Da giovedì 26 a domenica 29 marzo al Teatro Nuovo
La signora delle camelie, liberamente tratta dal romanzo di Alexandre Dumas figlio, è uno spettacolo diretto da Giovanni Ortoleva che racconta la vicenda di Marguerite Gautier, cortigiana parigina che si innamora di Armand Duval. Il loro amore, autentico, viene spezzato dalla scelta della donna di allontanarsi per garantire all’amato un futuro socialmente accettabile. Armand, convinto di essere stato tradito, scoprirà solo dopo la morte di Marguerite la verità del suo sacrificio.
La scrittura scenica alterna registri lirici e dialoghi serrati, costruendo un ritmo che accompagna l’evoluzione emotiva e trova continuità nelle prove attoriali, attente alla parola e capaci di rendere leggibili i conflitti senza eccessi. Questa misura si riflette anche nella messinscena, che privilegia un impianto essenziale: uno spazio scenico spoglio, in cui gli elementi tecnici restano visibili e convergono in un unico fulcro, un palchetto che diviene microcosmo e simbolo della condizione dei personaggi. Qui le relazioni prendono forma e le scelte individuali si mostrano costantemente intrecciate al contesto sociale, mentre la regia, accompagnata dalla musica di Pietro Guarracino, sostiene il flusso emotivo con coerenza.
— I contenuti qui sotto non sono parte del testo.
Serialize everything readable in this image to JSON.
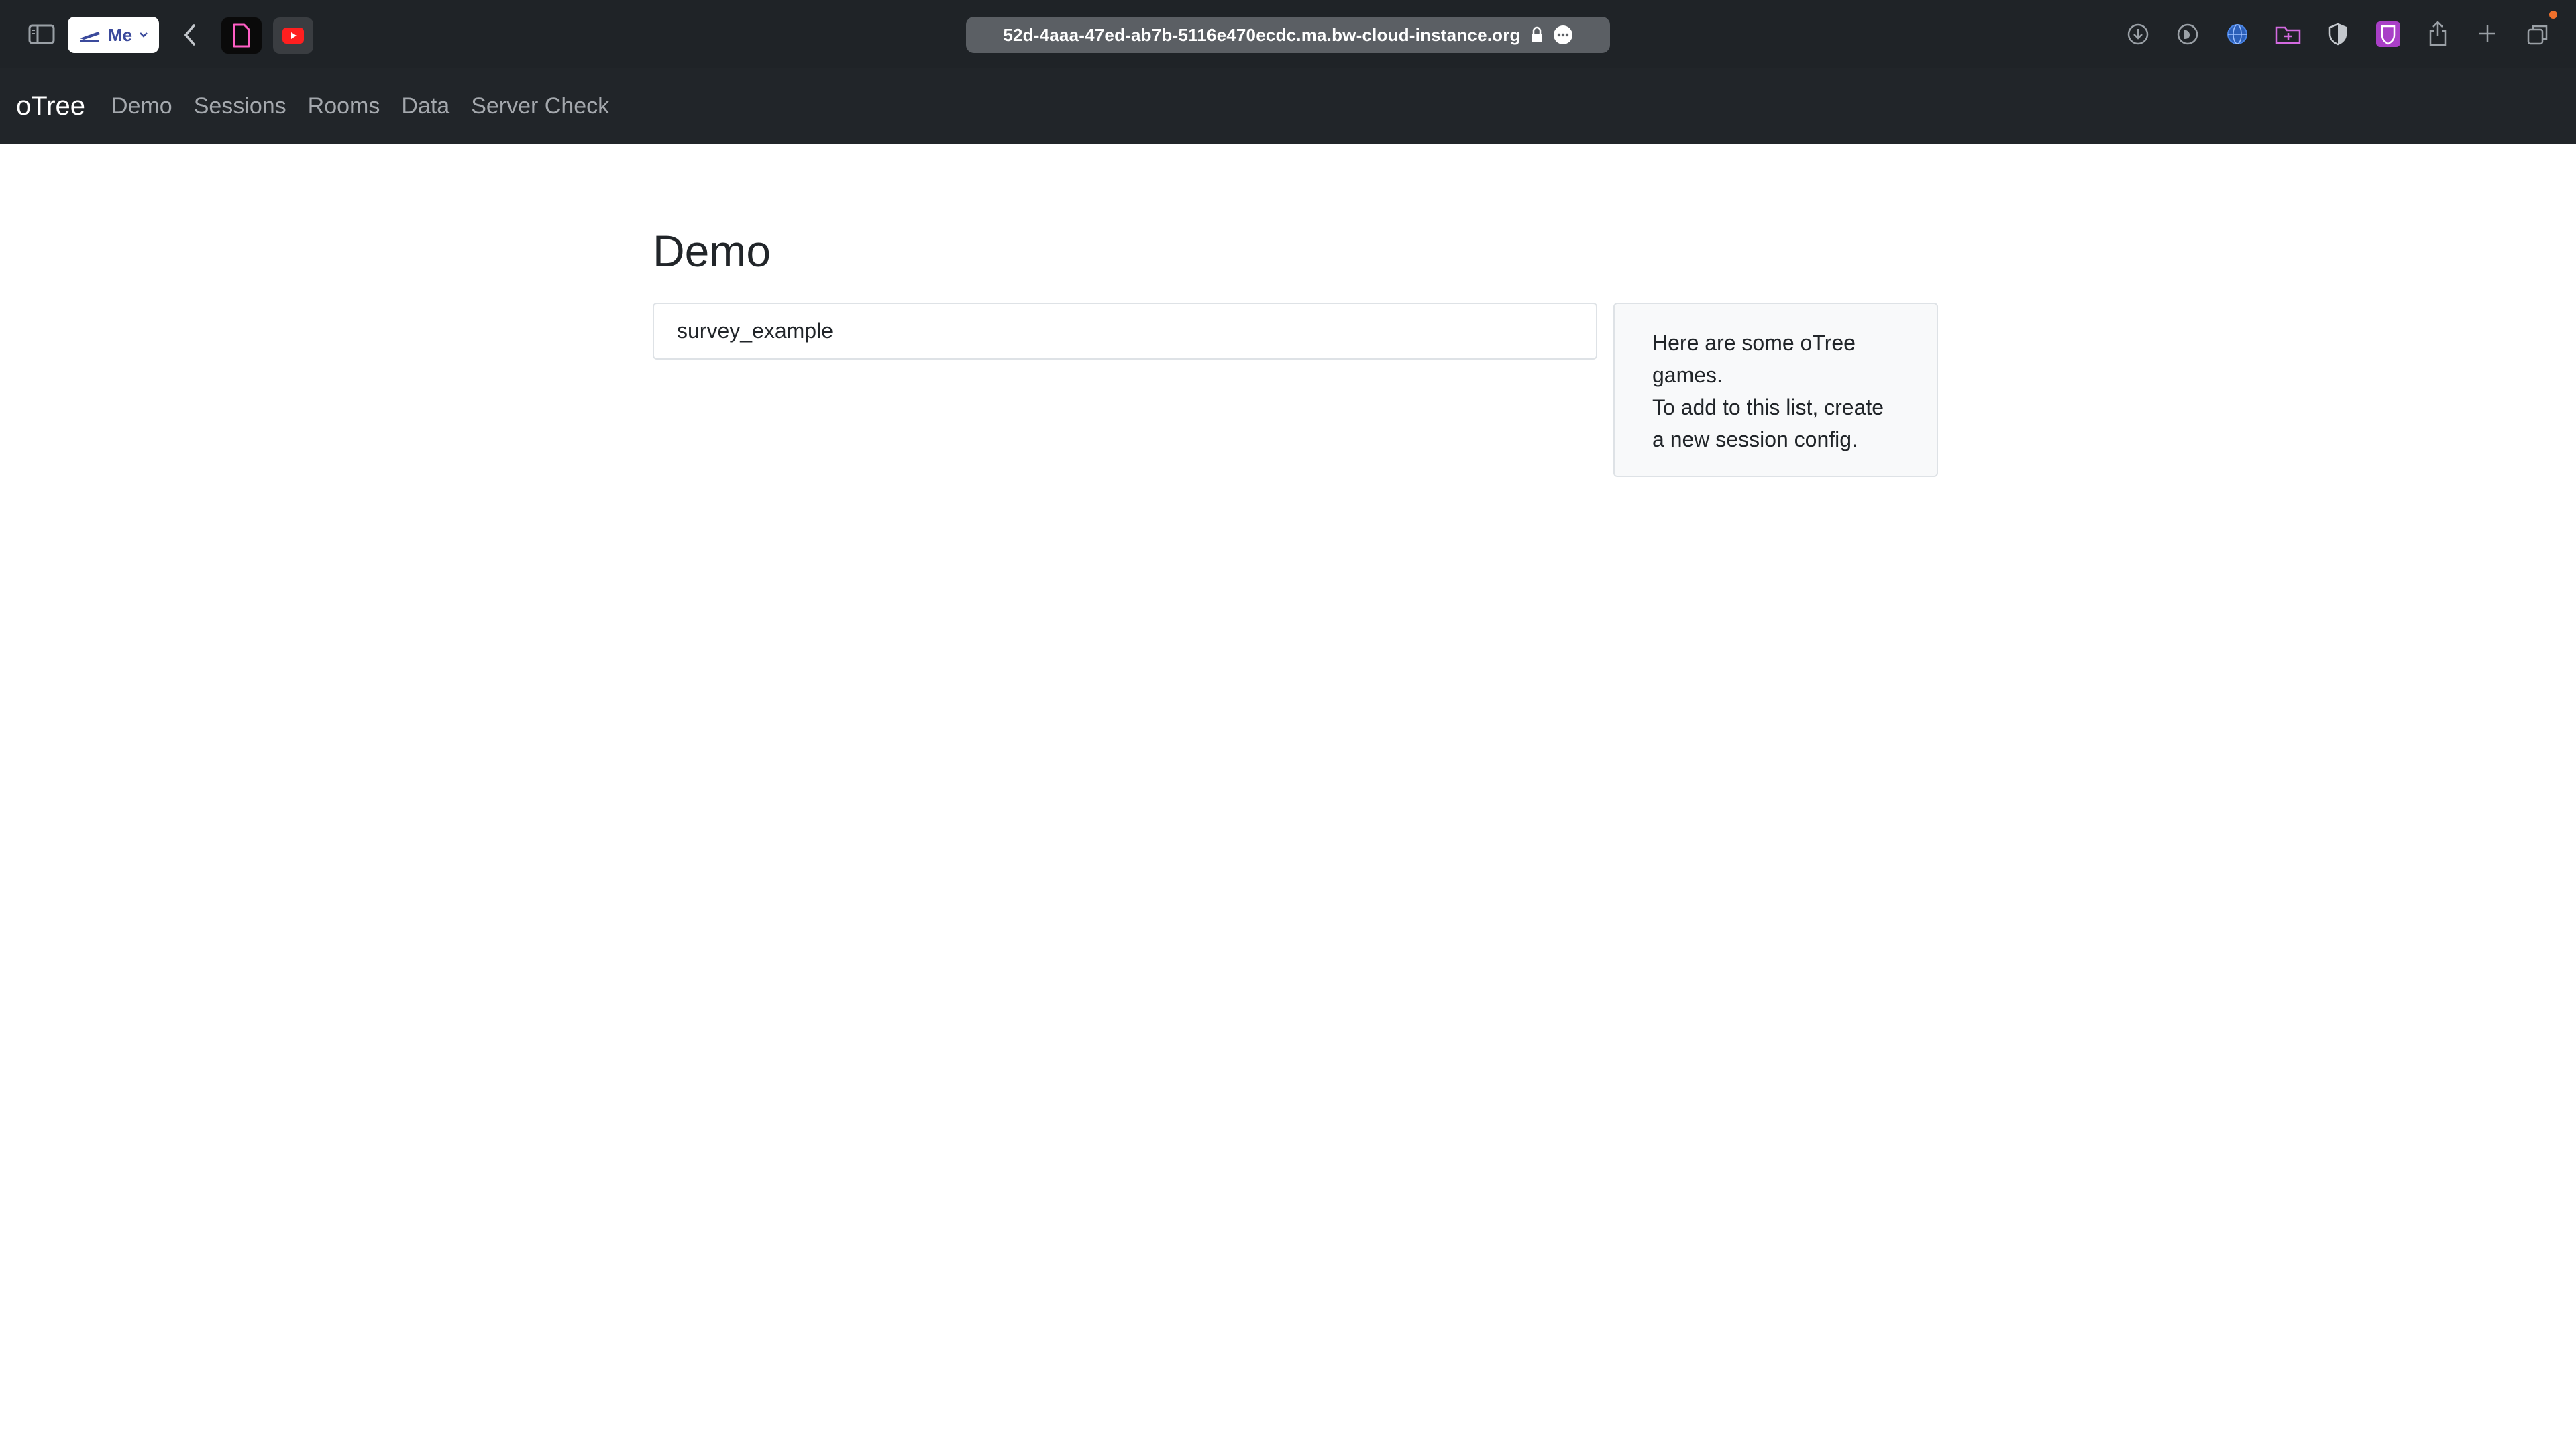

In questo quadro, gli attori Marco Cavalcoli, Anna Menella, Alberto Marcello, Nika Perrone e Vito Vicino restituiscono con continuità le tensioni della drammaturgia, seguendo la visione scenica e il progetto complessivo di regia elaborato da Giovanni Ortoleva insieme a Federico Bellini. I movimenti scenici di Anna Manella, le scene di Federico Biancalani, i costumi di Daniela De Blasio e le luci di Davide Bellavia contribuiscono a un insieme leggibile, in cui ogni elemento tecnico sostiene coerentemente la narrazione. La produzione, affidata a Fondazione Luzzati – Teatro della Tosse, Elsinor – Centro di Produzione Teatrale, TPE – Teatro Piemonte Europa e Arca Azzurra Associazione Culturale, mantiene così una linea stilistica coerente.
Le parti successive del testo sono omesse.